Il mondo piange la regina del soul Aretha Franklin, morta a 76 anni dopo una lunga malattia nella sua casa di Detroit. E la mente non può che tornare, oltre che alla sua immensa discografia, alla scena straordinaria che ha regalato nel film The Blues Brothers, sulle note della celeberrima "Think". Nel capolavoro di John Landis con John Belushi e Dan Aykroyd, la cantante americana era una delle tante guest star della scena soul e R'n'B americana chiamate ad eseguire nel film indimenticabili intermezzi musicali, insieme a Ray Charles, James Brown, Cab Calloway e John Lee Hooker. Di tutte queste stelle, la Franklin è stata l'ultima a lasciarci, illudendoci per un attimo che – nonostante il cancro diagnosticatole giù nel 2010 – almeno lei potesse essere immortale.
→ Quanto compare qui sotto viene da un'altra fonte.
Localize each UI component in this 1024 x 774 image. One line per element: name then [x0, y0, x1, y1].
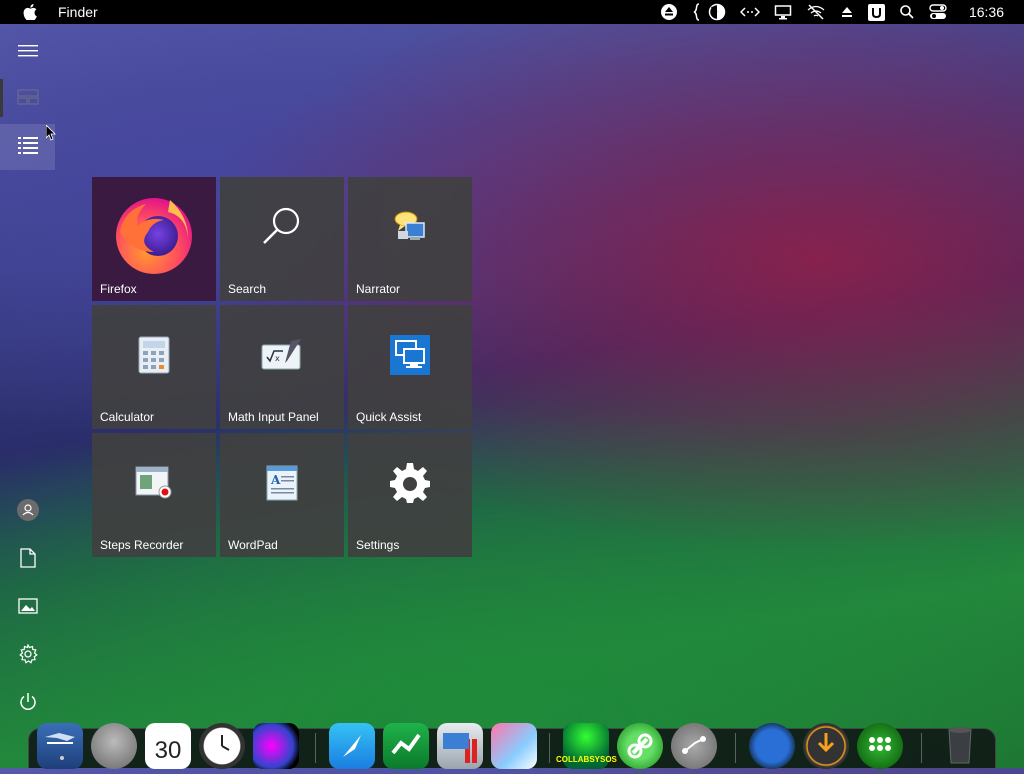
gear-icon — [348, 433, 472, 533]
tile-math-input-panel[interactable]: x Math Input Panel — [220, 305, 344, 429]
display-icon[interactable] — [774, 0, 792, 24]
u-icon[interactable] — [867, 0, 885, 24]
www-icon[interactable] — [749, 723, 795, 769]
clock-icon[interactable] — [199, 723, 245, 769]
tile-label: Firefox — [100, 282, 137, 296]
trash-icon[interactable] — [937, 723, 983, 769]
finder-icon[interactable] — [37, 723, 83, 769]
safari-icon[interactable] — [329, 723, 375, 769]
tile-search[interactable]: Search — [220, 177, 344, 301]
tile-narrator[interactable]: Narrator — [348, 177, 472, 301]
tile-label: Settings — [356, 538, 400, 552]
tile-label: Steps Recorder — [100, 538, 184, 552]
list-view-icon — [17, 136, 38, 159]
dock-separator — [735, 733, 736, 763]
search-icon[interactable] — [899, 0, 915, 24]
tiles-view-icon — [17, 88, 39, 110]
calendar-day: 30 — [154, 737, 182, 764]
tile-quick-assist[interactable]: Quick Assist — [348, 305, 472, 429]
code-arrows-icon[interactable] — [739, 0, 760, 24]
start-menu-rail — [0, 24, 56, 728]
menu-bar: Finder 16:36 — [0, 0, 1024, 24]
tile-calculator[interactable]: Calculator — [92, 305, 216, 429]
settings-icon — [18, 642, 38, 669]
pictures-button[interactable] — [0, 585, 56, 631]
flashcards-icon[interactable] — [437, 723, 483, 769]
active-app-name[interactable]: Finder — [58, 4, 98, 20]
calendar-icon[interactable]: 30 — [145, 723, 191, 769]
photo-editor-icon[interactable] — [491, 723, 537, 769]
dock-separator — [921, 733, 922, 763]
mouse-cursor-icon — [45, 124, 56, 146]
settings-button[interactable] — [0, 633, 56, 679]
dock-separator — [549, 733, 550, 763]
documents-icon — [20, 547, 36, 573]
tile-label: Math Input Panel — [228, 410, 319, 424]
tile-label: WordPad — [228, 538, 278, 552]
svg-text:A: A — [270, 473, 281, 487]
tile-settings[interactable]: Settings — [348, 433, 472, 557]
svg-text:x: x — [275, 354, 280, 363]
user-account-button[interactable] — [0, 489, 56, 535]
running-indicator — [60, 756, 64, 760]
narrator-icon — [348, 177, 472, 277]
control-center-icon[interactable] — [929, 0, 947, 24]
downloads-icon[interactable] — [803, 723, 849, 769]
wordpad-icon: A — [220, 433, 344, 533]
collabsysos-icon[interactable]: COLLABSYSOS — [556, 723, 617, 769]
no-wifi-icon[interactable] — [806, 0, 826, 24]
stock-app-icon[interactable] — [383, 723, 429, 769]
tile-label: Quick Assist — [356, 410, 422, 424]
user-avatar-icon — [17, 498, 39, 526]
menubar-clock[interactable]: 16:36 — [969, 4, 1004, 20]
pictures-icon — [18, 597, 38, 619]
tile-label: Narrator — [356, 282, 401, 296]
power-icon — [18, 692, 38, 717]
hamburger-menu-icon — [18, 44, 38, 63]
tiles-view-button[interactable] — [0, 76, 56, 122]
dock: 30 COLLABSYSOS — [28, 723, 996, 769]
script-icon[interactable] — [692, 0, 702, 24]
collabsysos-label: COLLABSYSOS — [556, 755, 617, 764]
documents-button[interactable] — [0, 537, 56, 583]
tile-label: Search — [228, 282, 267, 296]
quick-assist-icon — [348, 305, 472, 405]
link-app-icon[interactable] — [617, 723, 663, 769]
start-tiles-grid: Firefox Search Narrator Calculator x Mat… — [92, 177, 472, 557]
dots-app-icon[interactable] — [857, 723, 903, 769]
launchpad-icon[interactable] — [91, 723, 137, 769]
search-icon — [220, 177, 344, 277]
power-button[interactable] — [0, 681, 56, 727]
firefox-icon — [92, 177, 216, 287]
route-app-icon[interactable] — [671, 723, 717, 769]
dock-separator — [315, 733, 316, 763]
siri-icon[interactable] — [253, 723, 299, 769]
tile-label: Calculator — [100, 410, 155, 424]
upload-icon[interactable] — [840, 0, 854, 24]
hamburger-menu-button[interactable] — [0, 30, 56, 76]
math-input-icon: x — [220, 305, 344, 405]
tile-wordpad[interactable]: A WordPad — [220, 433, 344, 557]
tile-firefox[interactable]: Firefox — [92, 177, 216, 301]
eject-icon[interactable] — [660, 0, 678, 24]
calculator-icon — [92, 305, 216, 405]
tile-steps-recorder[interactable]: Steps Recorder — [92, 433, 216, 557]
half-moon-icon[interactable] — [708, 0, 726, 24]
steps-recorder-icon — [92, 433, 216, 533]
apple-menu-icon[interactable] — [22, 4, 38, 20]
Aretha Franklin canta Think in The Blues Brothers

Immortali sono tuttavia le arti come la musica e il cinema che hanno consacrato e reso eterna la voce della Franklin. Nella sequenza in questione del film di Landis (uscito nel 1980), la cantante veste i panni di Mrs. Murphy, la moglie di Matt ‘Guitar' Murphy (che interpreta se stesso). I fratelli Jake e Elwood Blues lo rivogliono per ricomporre la storica band e salvare l'orfanotrofio in cui sono cresciuti, ma lui si è ritirato a vita privata come gestore di un fast food con la sua dolce metà. Il richiamo della musica sarà troppo forte per lui nonostante le insistenze della moglie, che inutilmente cercherà di convincerlo proprio sulle note di "Think". Nella scena, la Franklin è accompagnata dal sax di Lou Marini e dalle coriste Carolyn Franklin (sorella di Aretha), Brenda Bryant Corbett e Margaret Branch.

Think, grande inno femminile alla libertà

Uscia come singolo nel 1968 e apparso nell'album "Aretha Now" (poi reincisa nel 1989), "Think" è uno dei più grandi successi nella lunga carriera musicale della Franklin. Il brano fu scritto dalla stessa artista insieme all'allora marito Ted White ed è un grande inno femminile sulla libertà, coverizzato in modo molto personale nel 2002 da Joan Osborne.

Aretha Franklin al cinema e in tv

Vista la straordinaria presenza scenica nel film di John Landis, spiace che la cantante di Detroit non sia stata utilizzata più spesso come attrice, fatta eccezione per altre due circostanze. Prima di The Blue Brothers, era apparsa in un episodio della serie tv Room 222 nel 1972. È poi tornata nel ruolo di Mrs. Murphy anche nel trascurabile seguito Blue Brothers – Il Mito continua, film del 1998 sempre diretto da Landis (in cui canta "Respect"). Non si contano invece, come si può facilmente immaginare, i film, le serie e i programmi televisivi che hanno utilizzato brani dell'artista in colonna sonora. Ricordiamo almeno l'utilizzo della splendida "I Say a Little Prayer" come tema trascinante ne Il matrimonio del mio migliore amico con Julia Roberts, o l'uso di diverse canzoni nella soundtrack della serie Scandal creata da Shonda Rhimes, sua grande fan.